HOWEVER. Gramma Jean also taught me to pick fruit in Niagara County. Hunting under leaves for little jewel strawberries in her back garden, tickling blueberry bushes with a bucket in her lap, relieving apple trees of their weight. For as much fruit as we snuck in the orchards, what we took home still overwhelmed our capacity to eat it all before it became too soft, too ripe. From our bounty, Gramma made oceans of jams, jellies, pies, cakes, juice, and sauce.

While I dabble in pies, I only really tackle them in the fall, amping myself up for the project by enlisting my sister and lending pomp to the whole event by calling it our Annual Pie Lab. The cakes I do make tend to be of the pound variety - sort of vanilla, or olive oil, or just all the butter - so I can sneak a snack without sticky fingers, or put together a serviceable, pretty dessert in about three minutes. I still don't do full-on jams or jellies yet, but y'all know my Mason jar game is strong. All this points to compotes: a fruit topping/condiment/goo that is as at home on a piece of warm cake as it is swirled into plain yogurt, or a tiny spoonful tucked into your one-year-old's oatmeal to introduce him to ginger/cardamom/rose, cooked down with sugar and whatever other flavors you like, and residing in your fridge until you've licked the jar clean.

I made Yossy Arefi's spiced rhubarb compote recently, from her gorgeous new book, Sweeter Off the Vine, and it sent my mind whirling on dozens of tangents, wondering about which fruit could be best friends with which spice, which extract, which herb. I've got a whole messy worksheet of ideas that I hope to cook from this whole summer.

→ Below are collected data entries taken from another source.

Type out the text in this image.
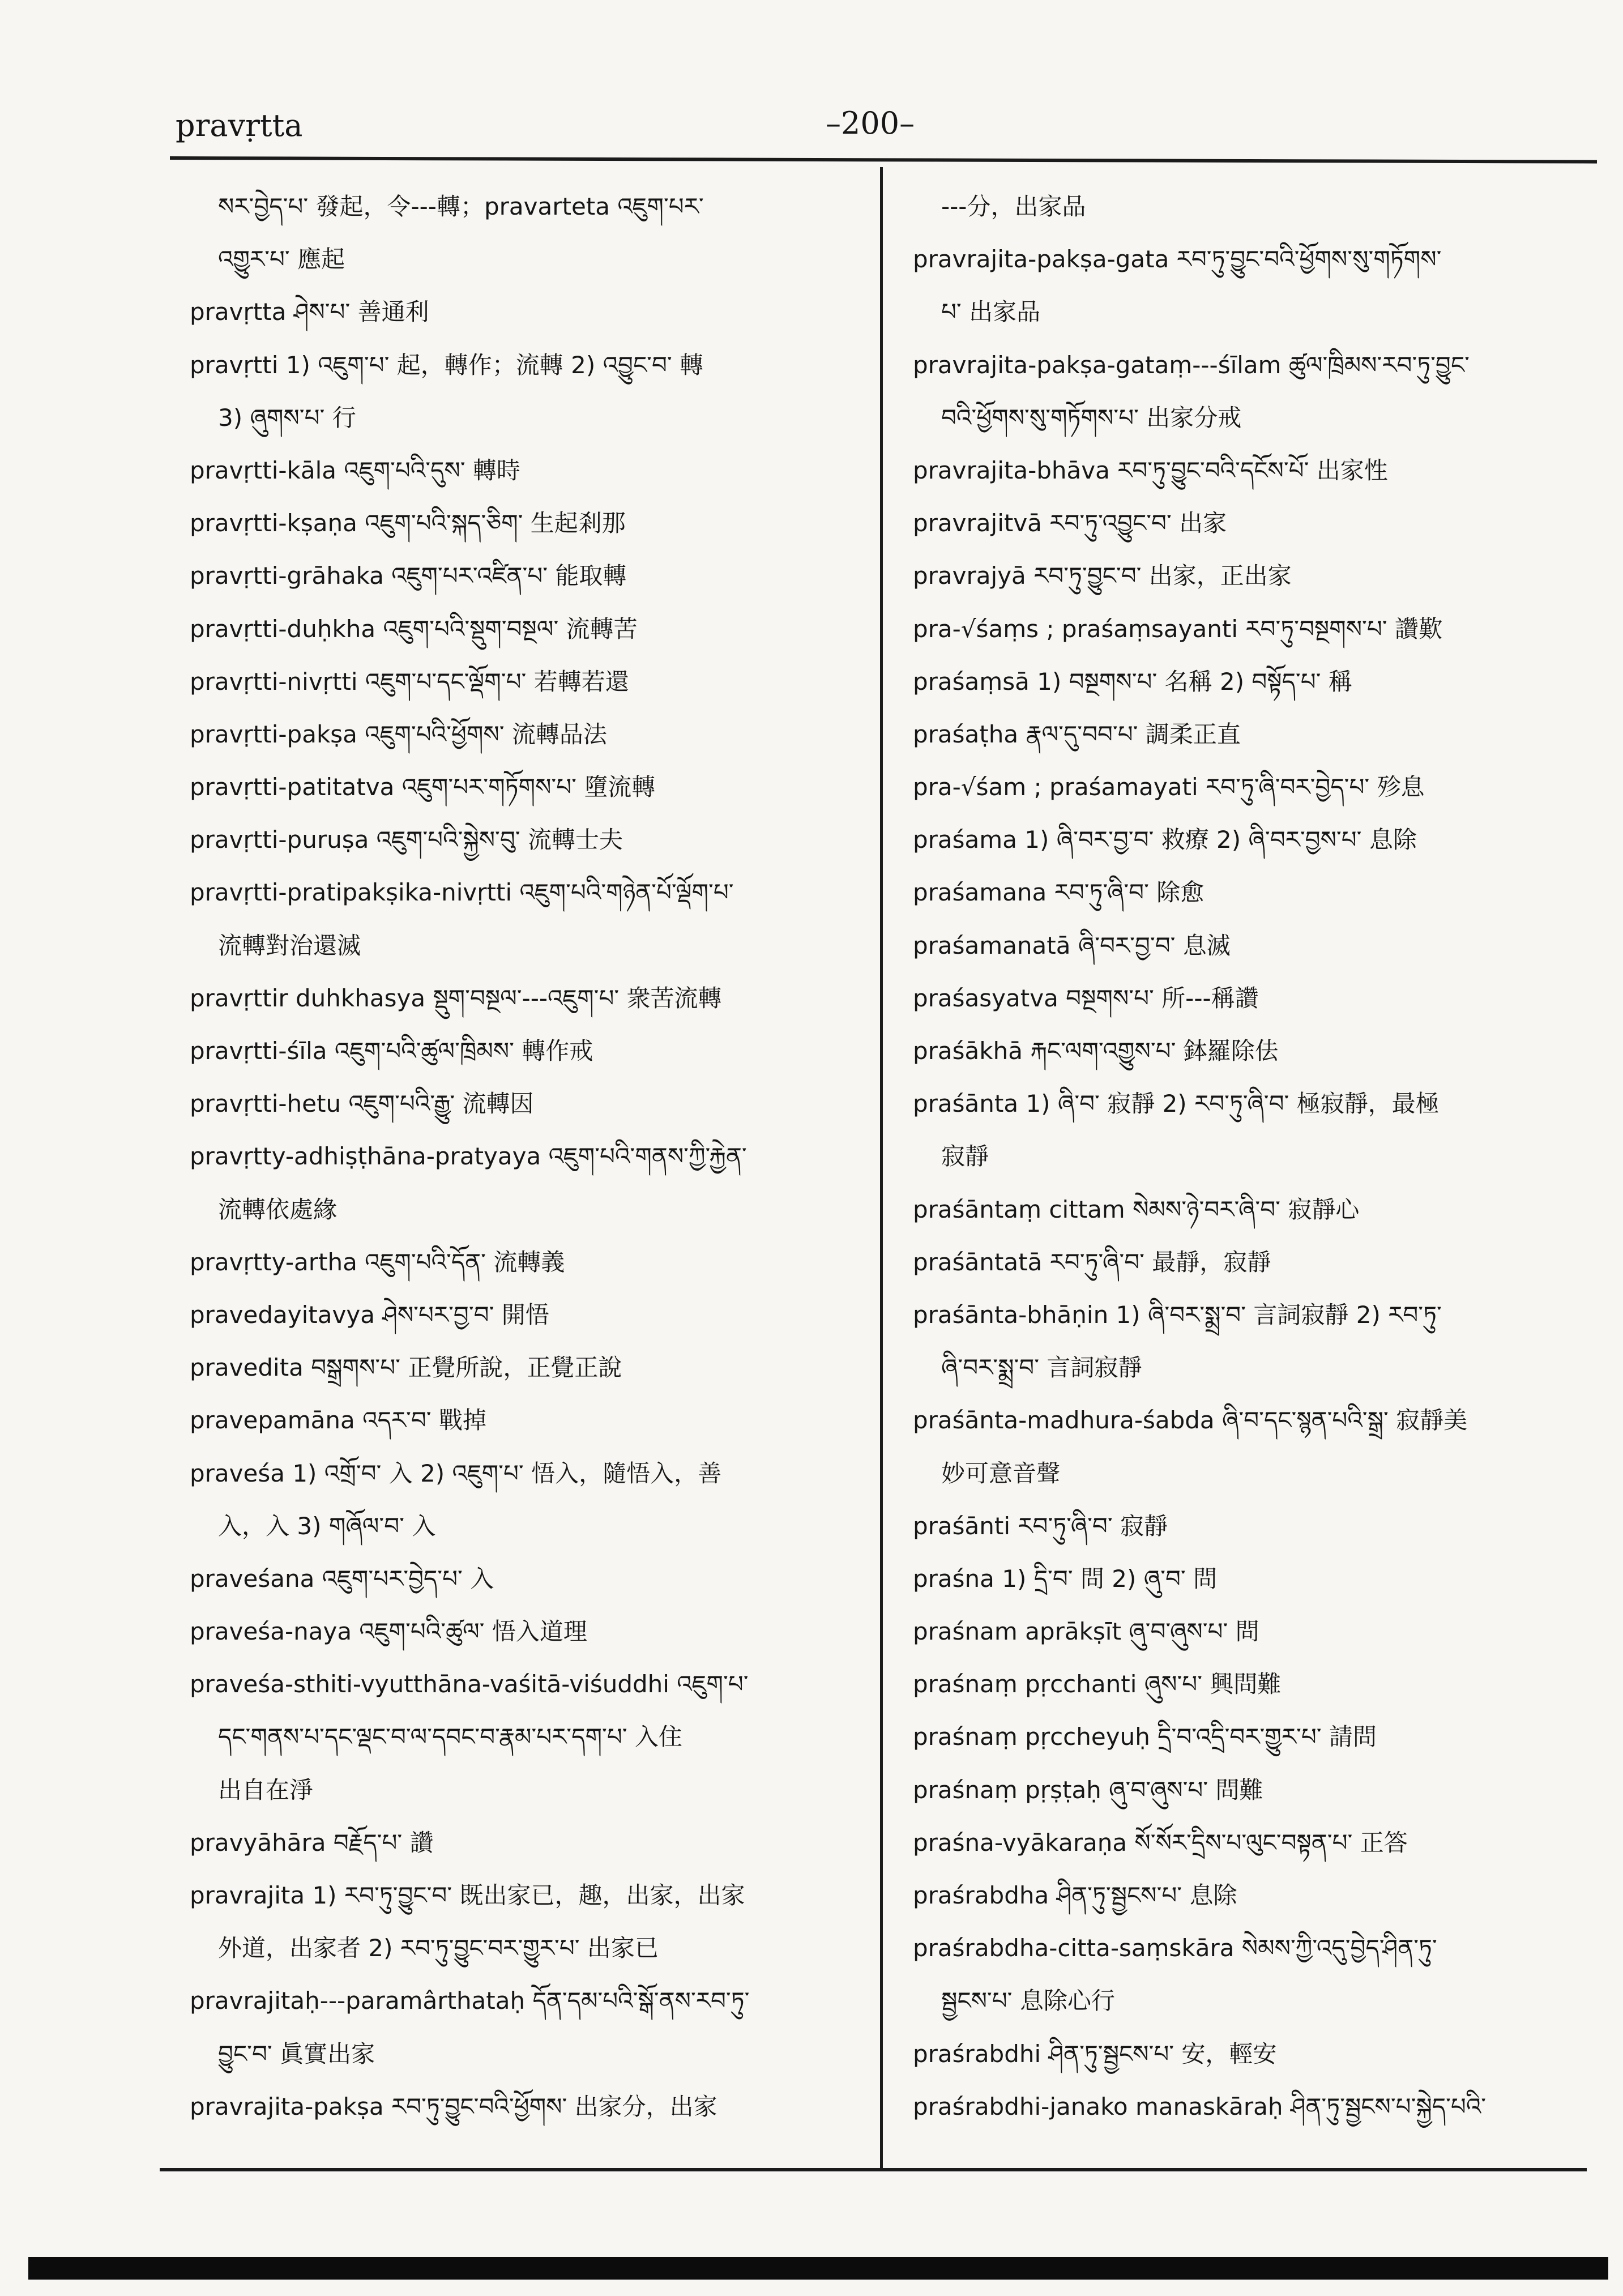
pravṛtta	–200–
སར་བྱེད་པ་ 發起，令---轉；pravarteta འཇུག་པར་
འགྱུར་པ་ 應起
pravṛtta ཤེས་པ་ 善通利
pravṛtti 1) འཇུག་པ་ 起，轉作；流轉 2) འབྱུང་བ་ 轉
3) ཞུགས་པ་ 行
pravṛtti-kāla འཇུག་པའི་དུས་ 轉時
pravṛtti-kṣaṇa འཇུག་པའི་སྐད་ཅིག་ 生起剎那
pravṛtti-grāhaka འཇུག་པར་འཛིན་པ་ 能取轉
pravṛtti-duḥkha འཇུག་པའི་སྡུག་བསྔལ་ 流轉苦
pravṛtti-nivṛtti འཇུག་པ་དང་ལྡོག་པ་ 若轉若還
pravṛtti-pakṣa འཇུག་པའི་ཕྱོགས་ 流轉品法
pravṛtti-patitatva འཇུག་པར་གཏོགས་པ་ 墮流轉
pravṛtti-puruṣa འཇུག་པའི་སྐྱེས་བུ་ 流轉士夫
pravṛtti-pratipakṣika-nivṛtti འཇུག་པའི་གཉེན་པོ་ལྡོག་པ་
流轉對治還滅
pravṛttir duhkhasya སྡུག་བསྔལ་---འཇུག་པ་ 衆苦流轉
pravṛtti-śīla འཇུག་པའི་ཚུལ་ཁྲིམས་ 轉作戒
pravṛtti-hetu འཇུག་པའི་རྒྱུ་ 流轉因
pravṛtty-adhiṣṭhāna-pratyaya འཇུག་པའི་གནས་ཀྱི་རྐྱེན་
流轉依處緣
pravṛtty-artha འཇུག་པའི་དོན་ 流轉義
pravedayitavya ཤེས་པར་བྱ་བ་ 開悟
pravedita བསྒྲགས་པ་ 正覺所說，正覺正說
pravepamāna འདར་བ་ 戰掉
praveśa 1) འགྲོ་བ་ 入 2) འཇུག་པ་ 悟入，隨悟入，善
入，入 3) གཞོལ་བ་ 入
praveśana འཇུག་པར་བྱེད་པ་ 入
praveśa-naya འཇུག་པའི་ཚུལ་ 悟入道理
praveśa-sthiti-vyutthāna-vaśitā-viśuddhi འཇུག་པ་
དང་གནས་པ་དང་ལྡང་བ་ལ་དབང་བ་རྣམ་པར་དག་པ་ 入住
出自在淨
pravyāhāra བརྗོད་པ་ 讚
pravrajita 1) རབ་ཏུ་བྱུང་བ་ 既出家已，趣，出家，出家
外道，出家者 2) རབ་ཏུ་བྱུང་བར་གྱུར་པ་ 出家已
pravrajitaḥ---paramârthataḥ དོན་དམ་པའི་སྒོ་ནས་རབ་ཏུ་
བྱུང་བ་ 眞實出家
pravrajita-pakṣa རབ་ཏུ་བྱུང་བའི་ཕྱོགས་ 出家分，出家
---分，出家品
pravrajita-pakṣa-gata རབ་ཏུ་བྱུང་བའི་ཕྱོགས་སུ་གཏོགས་
པ་ 出家品
pravrajita-pakṣa-gataṃ---śīlam ཚུལ་ཁྲིམས་རབ་ཏུ་བྱུང་
བའི་ཕྱོགས་སུ་གཏོགས་པ་ 出家分戒
pravrajita-bhāva རབ་ཏུ་བྱུང་བའི་དངོས་པོ་ 出家性
pravrajitvā རབ་ཏུ་འབྱུང་བ་ 出家
pravrajyā རབ་ཏུ་བྱུང་བ་ 出家，正出家
pra-√śaṃs ; praśaṃsayanti རབ་ཏུ་བསྔགས་པ་ 讚歎
praśaṃsā 1) བསྔགས་པ་ 名稱 2) བསྟོད་པ་ 稱
praśaṭha རྣལ་དུ་བབ་པ་ 調柔正直
pra-√śam ; praśamayati རབ་ཏུ་ཞི་བར་བྱེད་པ་ 殄息
praśama 1) ཞི་བར་བྱ་བ་ 救療 2) ཞི་བར་བྱས་པ་ 息除
praśamana རབ་ཏུ་ཞི་བ་ 除愈
praśamanatā ཞི་བར་བྱ་བ་ 息滅
praśasyatva བསྔགས་པ་ 所---稱讚
praśākhā རྐང་ལག་འགྱུས་པ་ 鉢羅除佉
praśānta 1) ཞི་བ་ 寂靜 2) རབ་ཏུ་ཞི་བ་ 極寂靜，最極
寂靜
praśāntaṃ cittam སེམས་ཉེ་བར་ཞི་བ་ 寂靜心
praśāntatā རབ་ཏུ་ཞི་བ་ 最靜，寂靜
praśānta-bhāṇin 1) ཞི་བར་སྨྲ་བ་ 言詞寂靜 2) རབ་ཏུ་
ཞི་བར་སྨྲ་བ་ 言詞寂靜
praśānta-madhura-śabda ཞི་བ་དང་སྙན་པའི་སྒྲ་ 寂靜美
妙可意音聲
praśānti རབ་ཏུ་ཞི་བ་ 寂靜
praśna 1) དྲི་བ་ 問 2) ཞུ་བ་ 問
praśnam aprākṣīt ཞུ་བ་ཞུས་པ་ 問
praśnaṃ pṛcchanti ཞུས་པ་ 興問難
praśnaṃ pṛccheyuḥ དྲི་བ་འདྲི་བར་གྱུར་པ་ 請問
praśnaṃ pṛṣṭaḥ ཞུ་བ་ཞུས་པ་ 問難
praśna-vyākaraṇa སོ་སོར་དྲིས་པ་ལུང་བསྟན་པ་ 正答
praśrabdha ཤིན་ཏུ་སྦྱངས་པ་ 息除
praśrabdha-citta-saṃskāra སེམས་ཀྱི་འདུ་བྱེད་ཤིན་ཏུ་
སྦྱངས་པ་ 息除心行
praśrabdhi ཤིན་ཏུ་སྦྱངས་པ་ 安，輕安
praśrabdhi-janako manaskāraḥ ཤིན་ཏུ་སྦྱངས་པ་སྐྱེད་པའི་
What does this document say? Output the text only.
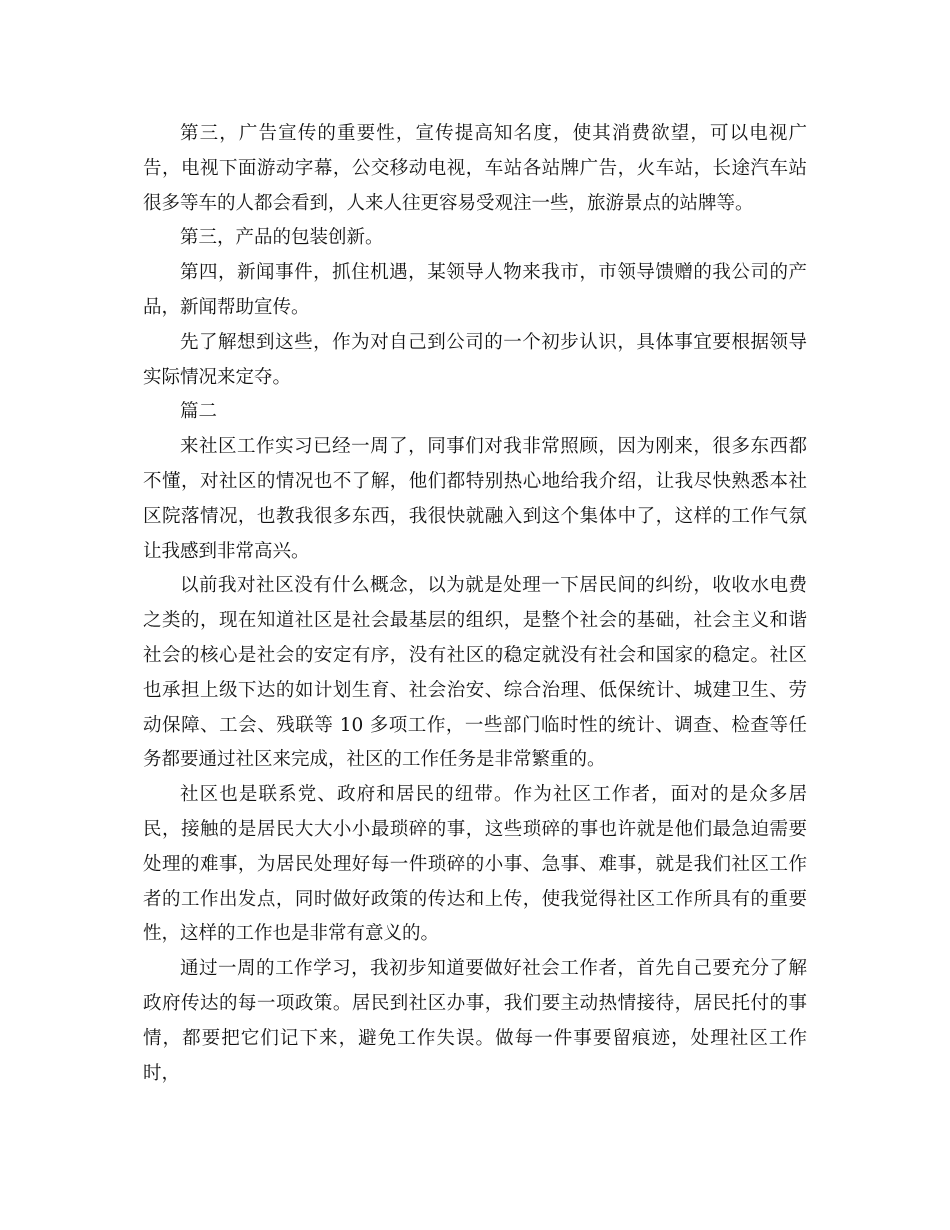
第三，广告宣传的重要性，宣传提高知名度，使其消费欲望，可以电视广告，电视下面游动字幕，公交移动电视，车站各站牌广告，火车站，长途汽车站很多等车的人都会看到，人来人往更容易受观注一些，旅游景点的站牌等。

第三，产品的包装创新。

第四，新闻事件，抓住机遇，某领导人物来我市，市领导馈赠的我公司的产品，新闻帮助宣传。

先了解想到这些，作为对自己到公司的一个初步认识，具体事宜要根据领导实际情况来定夺。

篇二

来社区工作实习已经一周了，同事们对我非常照顾，因为刚来，很多东西都不懂，对社区的情况也不了解，他们都特别热心地给我介绍，让我尽快熟悉本社区院落情况，也教我很多东西，我很快就融入到这个集体中了，这样的工作气氛让我感到非常高兴。

以前我对社区没有什么概念，以为就是处理一下居民间的纠纷，收收水电费之类的，现在知道社区是社会最基层的组织，是整个社会的基础，社会主义和谐社会的核心是社会的安定有序，没有社区的稳定就没有社会和国家的稳定。社区也承担上级下达的如计划生育、社会治安、综合治理、低保统计、城建卫生、劳动保障、工会、残联等 10 多项工作，一些部门临时性的统计、调查、检查等任务都要通过社区来完成，社区的工作任务是非常繁重的。

社区也是联系党、政府和居民的纽带。作为社区工作者，面对的是众多居民，接触的是居民大大小小最琐碎的事，这些琐碎的事也许就是他们最急迫需要处理的难事，为居民处理好每一件琐碎的小事、急事、难事，就是我们社区工作者的工作出发点，同时做好政策的传达和上传，使我觉得社区工作所具有的重要性，这样的工作也是非常有意义的。

通过一周的工作学习，我初步知道要做好社会工作者，首先自己要充分了解政府传达的每一项政策。居民到社区办事，我们要主动热情接待，居民托付的事情，都要把它们记下来，避免工作失误。做每一件事要留痕迹，处理社区工作时，
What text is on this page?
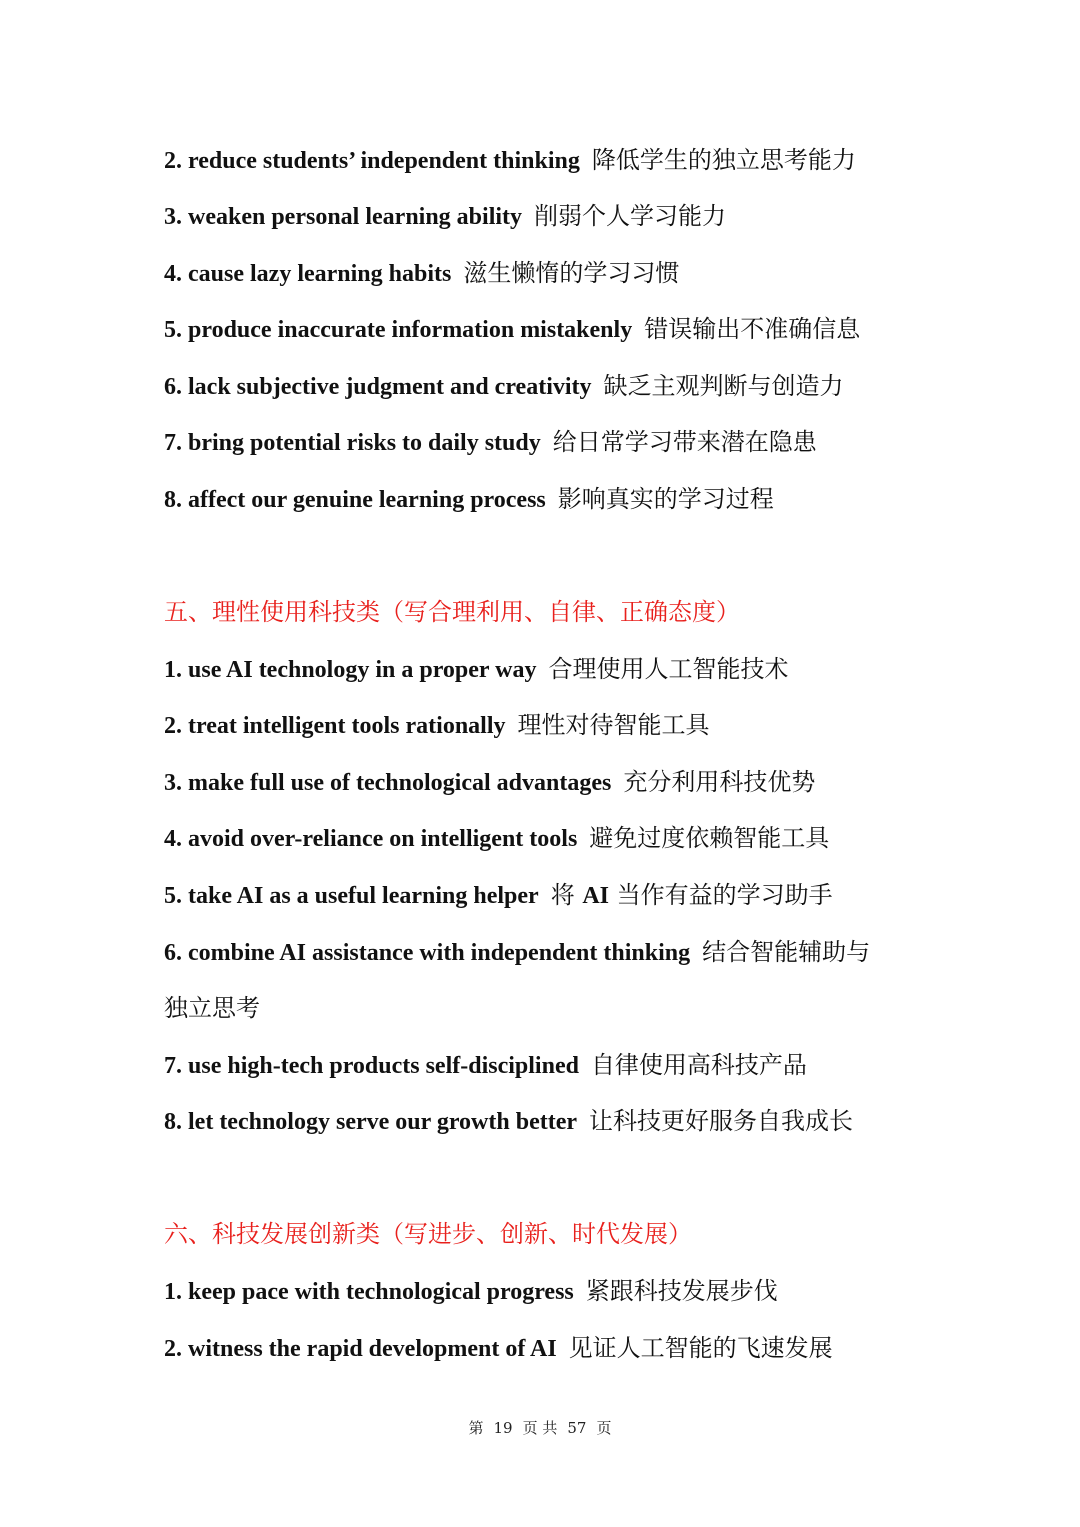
2. reduce students’ independent thinking 降低学生的独立思考能力
3. weaken personal learning ability 削弱个人学习能力
4. cause lazy learning habits 滋生懒惰的学习习惯
5. produce inaccurate information mistakenly 错误输出不准确信息
6. lack subjective judgment and creativity 缺乏主观判断与创造力
7. bring potential risks to daily study 给日常学习带来潜在隐患
8. affect our genuine learning process 影响真实的学习过程
五、理性使用科技类（写合理利用、自律、正确态度）
1. use AI technology in a proper way 合理使用人工智能技术
2. treat intelligent tools rationally 理性对待智能工具
3. make full use of technological advantages 充分利用科技优势
4. avoid over-reliance on intelligent tools 避免过度依赖智能工具
5. take AI as a useful learning helper 将 AI 当作有益的学习助手
6. combine AI assistance with independent thinking 结合智能辅助与
独立思考
7. use high-tech products self-disciplined 自律使用高科技产品
8. let technology serve our growth better 让科技更好服务自我成长
六、科技发展创新类（写进步、创新、时代发展）
1. keep pace with technological progress 紧跟科技发展步伐
2. witness the rapid development of AI 见证人工智能的飞速发展
第 19 页 共 57 页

Since Spring finally seems uninterested in changing its mind, and we're finally seeing proper soft fruit in the Midwest, I knew my first stop had to be strawberries. Nothing's ever as good as the shiny, tiny babies from Gramma's backyard (OKAY, unless you are in France), but I found some pretty solid stand-ins recently and stocked up. Some will be Jack's lunch for the next week, but I saved a bunch for this compote. It's rounded out with vanilla bean and then - I don't have a more appropriate word than enchanted - with the tiniest dose of rosewater. I confess that it's good enough to get me on sweet breakfasts for the next week. Maybe more.

Ingredients

  • 1 pound of strawberries
  • 3/4 cup sugar
  • 1 teaspoon rosewater
  • Half of a vanilla bean, seeds scraped out

Special equipment:  clean jar or airtight glass container

Method

Wash and hull the strawberries. Depending on their size, cut them in half or quarters. It doesn't matter too much, as these will cook down, but I do like to keep some little pieces intact.

Place the strawberries in a saucepan, then add sugar, rosewater, and the vanilla seeds and pod. Stir briefly to just combine. Cover with a lid or towel for about 2 hours to macerate.

Next, cook the mixture - let it come to a boil first, then simmer for 15-20 minutes. You're looking for it to thicken and for the fruit to break down. If you'd like a smoother compote, you can gently mash the berries against the side of the pan, but they'll also break down well with the heat.

Remove the pod, then pour the mixture (carefully!) into a jar or glass container and let cool. Cover and refrigerate. This keeps for at least a week in the fridge, but don't miss out on a warm spoonful when it's fresh out of the pan - even if it's just for yourself.